Wachen Sinnes das Ausbilden meiner Blüte zu priorisieren macht wirklich Sinn

Der Kastanienbaum symbolisiert unseren Stammbaum und unser Erwachen aus dem Fokussiertsein auf die ungelösten, familiären Lebensthemen.

Mein Stammbaum

Nach der Prägung stehen wir immer in Reaktion auf die prägende Situation.

Z.B. entstammt meine Motivation, das dunkle Schicksal eines Familienmitglieds wie eines ertrunkenen Onkels zu erspüren und mich damit zu verbinden, meinem Bedürfnis, die gefühlte Einsamkeit während meines frühen Kindseins zu überwinden.
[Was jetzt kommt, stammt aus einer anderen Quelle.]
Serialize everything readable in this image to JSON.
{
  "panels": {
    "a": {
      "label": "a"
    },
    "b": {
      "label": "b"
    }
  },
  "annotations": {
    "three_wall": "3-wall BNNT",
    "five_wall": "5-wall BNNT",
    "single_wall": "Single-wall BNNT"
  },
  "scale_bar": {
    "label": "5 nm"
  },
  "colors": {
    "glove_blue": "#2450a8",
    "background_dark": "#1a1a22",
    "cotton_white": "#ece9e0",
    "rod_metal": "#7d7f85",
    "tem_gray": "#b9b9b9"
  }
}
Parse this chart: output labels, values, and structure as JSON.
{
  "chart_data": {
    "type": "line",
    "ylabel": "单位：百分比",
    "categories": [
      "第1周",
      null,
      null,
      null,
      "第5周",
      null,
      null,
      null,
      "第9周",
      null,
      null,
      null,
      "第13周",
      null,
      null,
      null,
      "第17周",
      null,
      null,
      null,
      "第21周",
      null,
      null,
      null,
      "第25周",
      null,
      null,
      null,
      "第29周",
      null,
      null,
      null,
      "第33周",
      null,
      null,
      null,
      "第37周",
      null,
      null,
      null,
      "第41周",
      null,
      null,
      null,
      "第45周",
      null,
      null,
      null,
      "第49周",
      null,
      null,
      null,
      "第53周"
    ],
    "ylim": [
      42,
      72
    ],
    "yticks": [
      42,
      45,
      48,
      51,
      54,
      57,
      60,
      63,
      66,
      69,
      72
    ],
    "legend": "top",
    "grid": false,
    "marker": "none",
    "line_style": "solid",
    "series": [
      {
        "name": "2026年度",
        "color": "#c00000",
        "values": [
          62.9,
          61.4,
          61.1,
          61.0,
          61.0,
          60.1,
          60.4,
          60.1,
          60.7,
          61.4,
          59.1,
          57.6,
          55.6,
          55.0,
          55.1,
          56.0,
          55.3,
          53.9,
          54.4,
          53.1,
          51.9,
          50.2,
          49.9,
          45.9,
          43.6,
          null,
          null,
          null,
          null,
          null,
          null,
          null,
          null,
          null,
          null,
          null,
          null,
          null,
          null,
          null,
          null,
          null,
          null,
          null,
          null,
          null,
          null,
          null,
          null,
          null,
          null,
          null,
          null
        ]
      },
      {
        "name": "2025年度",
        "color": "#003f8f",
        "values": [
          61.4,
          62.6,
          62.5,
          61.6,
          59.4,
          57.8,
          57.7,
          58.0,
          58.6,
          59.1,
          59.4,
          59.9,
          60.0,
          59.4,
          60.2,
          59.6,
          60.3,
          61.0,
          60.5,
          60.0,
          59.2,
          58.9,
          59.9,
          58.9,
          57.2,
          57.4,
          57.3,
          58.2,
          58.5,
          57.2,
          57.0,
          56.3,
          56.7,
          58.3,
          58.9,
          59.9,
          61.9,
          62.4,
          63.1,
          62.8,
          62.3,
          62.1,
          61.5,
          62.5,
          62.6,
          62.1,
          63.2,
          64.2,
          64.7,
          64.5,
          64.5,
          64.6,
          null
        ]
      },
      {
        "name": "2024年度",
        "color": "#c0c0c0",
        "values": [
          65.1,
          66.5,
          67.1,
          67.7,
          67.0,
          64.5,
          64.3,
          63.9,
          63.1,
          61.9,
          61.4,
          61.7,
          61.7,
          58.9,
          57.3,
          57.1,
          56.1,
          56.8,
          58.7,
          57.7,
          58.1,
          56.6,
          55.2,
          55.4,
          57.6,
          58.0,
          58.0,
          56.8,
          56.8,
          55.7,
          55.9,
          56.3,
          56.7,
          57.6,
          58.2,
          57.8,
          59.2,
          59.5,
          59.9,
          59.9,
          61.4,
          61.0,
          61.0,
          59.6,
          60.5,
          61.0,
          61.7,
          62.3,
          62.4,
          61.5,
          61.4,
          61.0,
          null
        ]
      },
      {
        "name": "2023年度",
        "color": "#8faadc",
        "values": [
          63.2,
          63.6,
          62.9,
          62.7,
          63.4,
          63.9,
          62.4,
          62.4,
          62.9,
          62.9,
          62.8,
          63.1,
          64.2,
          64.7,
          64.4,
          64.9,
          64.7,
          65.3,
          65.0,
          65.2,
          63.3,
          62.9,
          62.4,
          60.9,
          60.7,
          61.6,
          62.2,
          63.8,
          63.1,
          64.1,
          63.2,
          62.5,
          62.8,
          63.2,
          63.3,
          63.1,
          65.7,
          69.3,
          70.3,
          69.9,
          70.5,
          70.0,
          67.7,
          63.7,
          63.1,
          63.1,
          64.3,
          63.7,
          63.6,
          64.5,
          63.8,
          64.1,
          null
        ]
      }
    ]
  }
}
Die Eltern sind bspw. von unverarbeiteten Kriegserlebnissen ausgefüllt und ich Kind befinde mich im gefühlten Alleinsein. Und steht des Onkels ungeklärtes Sterben mit im Raum, so lädt das Vom-Kriegserleben-Absorbiertsein der Eltern mich dazu ein, mit der Schwingung dieses Unerlösten feinfühlig in Resonanz zu gehen. Und im späteren Erwachsenenleben verliere ich mich in diesem feinsinnigen Erspüren und Sinnieren.

Alles ist mit allem verbunden: Auch der äußerste rechte Ast gehört zum Baum und macht im Stamm eine Wirkung.

Es macht Sinn

Ich erfasse, dass es im alten Kontext Sinn macht, wie ich geworden bin: Ich befinde mich im adäquaten In-Reaktion-Stehen. Und heute macht es Sinn, diesem Erfassen und Michverstehen den höchsten Stellenwert einzuräumen. Denn wenn ich mich nicht verstehe, dann will ich nicht wirklich etwas mit mir zu tun haben, was mein fruchtloses Nach-außen-Orientiertsein - mein In-Resonanz-Gehen mit etwas, was dort drüben besteht und durch mich nicht wirklich fassbar und veränderbar ist - noch unterstreicht.

Es geht primär darum, dass ich mich selbst verstehe, um dann zu begreifen, dass ich jetzt ohne die gewohnte Fokussierung sein kann.

Aus der alten gefühlten Realität gilt es auszutreten und in die neue Erfahrung "Ich bin der Mittelpunkt meines Seins!" einzutreten, um schließlich ganz darin aufzugehen.

Während des Blühens entsteht ein Duft.....

Die Kastanienblüte steht dafür, dass es Sinn macht, sich auf das Ausbilden der eigenen Blüte zu konzentrieren.

Es macht Sinn, mich auf mein Blühen zu konzentrieren. Während des Blühens entsteht ein Duft, der den anderen möglicherweise zu dessen eigenem Blühen inspiriert.

Was einen anderen wirklich erreicht, ist mein strahlendes Präsentsein.

Den gewohnten Aufmerksamkeitsstil aufzugeben fühlt sich nun aber so an, als würde ich den Ast absägen, auf dem ich sitze. Da mein im Kontext der Familie ausgebildetes Ausgerichtetsein die Hauptbeziehungsebene verkörpert - da das Andocken an die Energien unerlösten Leids der seidene Faden ist, an dem ich bislang gehangen habe - ist es das Naheliegendste überhaupt, dass ich dieses leidvolle Dortdrüben verstehen und aufhellen will: in der Hoffnung, dass es irgendwann aber denn doch geschafft sein werde.


Es ist vergebliche Liebesmüh, im Ausgerichtetsein auf die fiktiven, selbstgeschaffenen Anker zu verbleiben: Darin verpassen wir unser freies Leben. Hingegen gelingt es uns im Angesicht des bislang gelebten Dramas, in der Gegenwärtigkeit Platz zu nehmen: Wir sichten unser bisheriges, endliches Lieschen- oder Karlchensein und starten von dort aus in das alles überdauernde "Ich bin!".